The social approach is to decide that only humans are capable of reading the bent and distorted letters of a CAPTCHA and convinces them to do so. One common approach is to offer something in exchange, like file downloads, or pornography. There are plenty of people who will willingly do just about anything to get more of those things, including decipher letter puzzles. It's not as fast, but it is plenty reliable. After all, the goal of the CAPTCHA maker is not technically circumvented, a human being is solving each and every one of their little puzzles. Just...not in the way they had hoped. Social attack CAPTCHA are promptly cached and used to hammer the server with mechanical submissions.
My coworker, however, said he took the technological approach. He took pride in the quality of his OCR craftsmanship, boasting on his only requiring of the right three rows to totally guess the correct answer.


TCG said...

I doubt his OCR would be able to read them all. I've encountered more than my fair share of completely illegible ones no matter how I turned my head. The cat ones are particularly horrible.

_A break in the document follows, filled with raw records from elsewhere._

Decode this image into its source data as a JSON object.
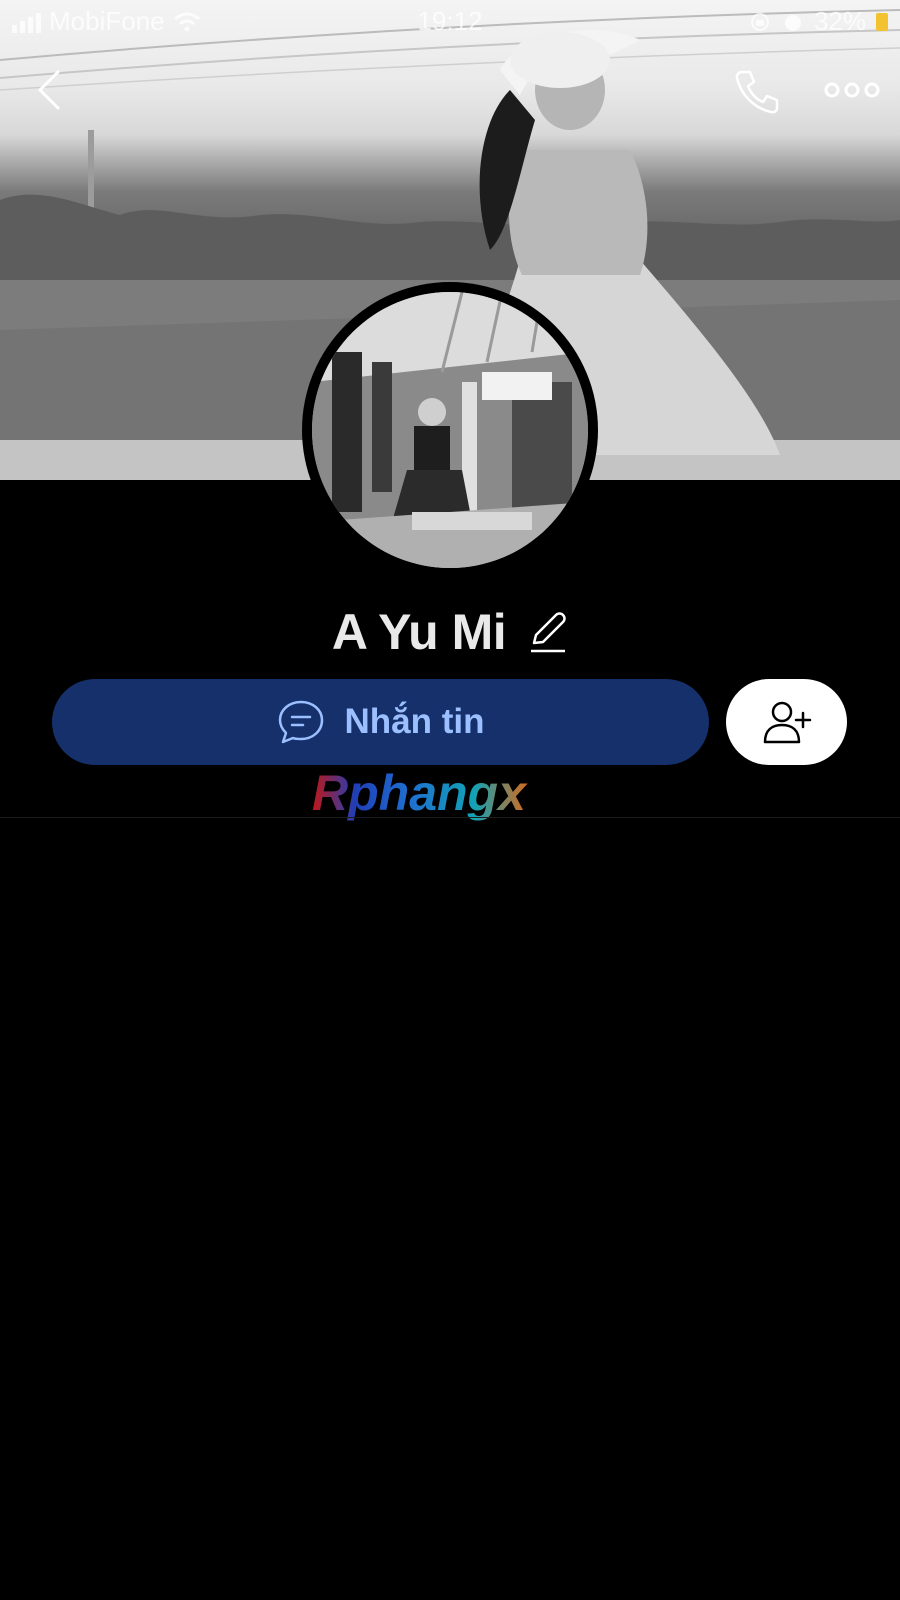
{
  "status_bar": {
    "carrier": "MobiFone",
    "time": "19:12",
    "battery": "32%"
  },
  "nav": {
    "back_icon": "chevron-left-icon",
    "call_icon": "phone-icon",
    "more_icon": "more-horizontal-icon"
  },
  "profile": {
    "name": "A Yu Mi",
    "edit_icon": "pencil-icon"
  },
  "actions": {
    "message_label": "Nhắn tin",
    "message_icon": "chat-bubble-icon",
    "add_friend_icon": "add-user-icon"
  },
  "watermark": {
    "text": "Rphangx"
  },
  "colors": {
    "background": "#000000",
    "message_button": "#15306a",
    "message_label": "#9cc0ff",
    "add_button": "#ffffff",
    "battery": "#f2c230"
  }
}
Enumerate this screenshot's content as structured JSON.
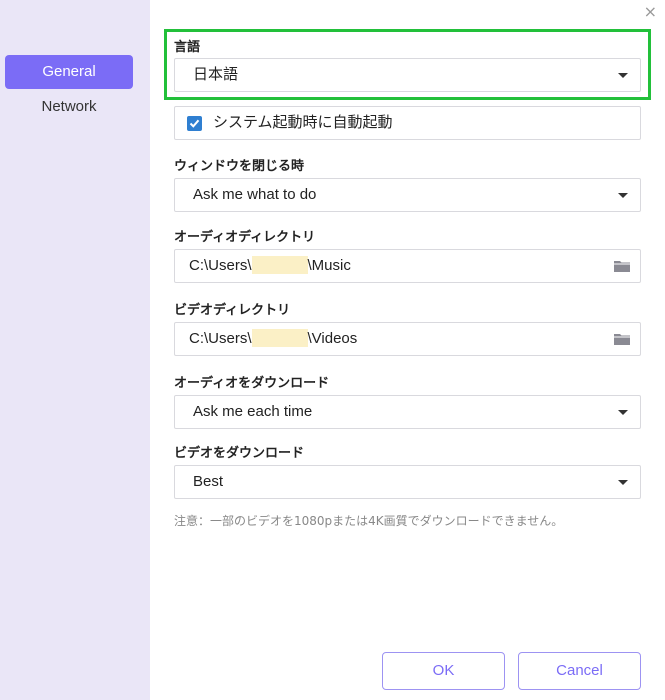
{
  "sidebar": {
    "items": [
      {
        "label": "General",
        "active": true
      },
      {
        "label": "Network",
        "active": false
      }
    ]
  },
  "window": {
    "close_glyph": "×"
  },
  "settings": {
    "language": {
      "label": "言語",
      "value": "日本語"
    },
    "autostart": {
      "label": "システム起動時に自動起動",
      "checked": true
    },
    "on_close": {
      "label": "ウィンドウを閉じる時",
      "value": "Ask me what to do"
    },
    "audio_dir": {
      "label": "オーディオディレクトリ",
      "prefix": "C:\\Users\\",
      "suffix": "\\Music",
      "icon": "folder-icon"
    },
    "video_dir": {
      "label": "ビデオディレクトリ",
      "prefix": "C:\\Users\\",
      "suffix": "\\Videos",
      "icon": "folder-icon"
    },
    "audio_download": {
      "label": "オーディオをダウンロード",
      "value": "Ask me each time"
    },
    "video_download": {
      "label": "ビデオをダウンロード",
      "value": "Best"
    }
  },
  "note": "注意：一部のビデオを1080pまたは4K画質でダウンロードできません。",
  "buttons": {
    "ok": "OK",
    "cancel": "Cancel"
  },
  "colors": {
    "accent": "#7b6cf6",
    "sidebar_bg": "#eae6f7",
    "highlight": "#22c03a",
    "checkbox": "#2f7fd1"
  }
}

Some SOB even put this as a captcha

A site is surveyed and it is found that the angle to the top of the main building is 45 degrees when measured from a distance. When measured from 200 metres closer, the angle is 80 degrees. Assuming the ground is horizontal, make some practical calculations using degrees and the three trigonometric ratios, sin, cos or tan to find the height of the building.

KaiWen said...

These things can be a bitch on 4chan. If Anonymous cant find a way to beat it, no one can.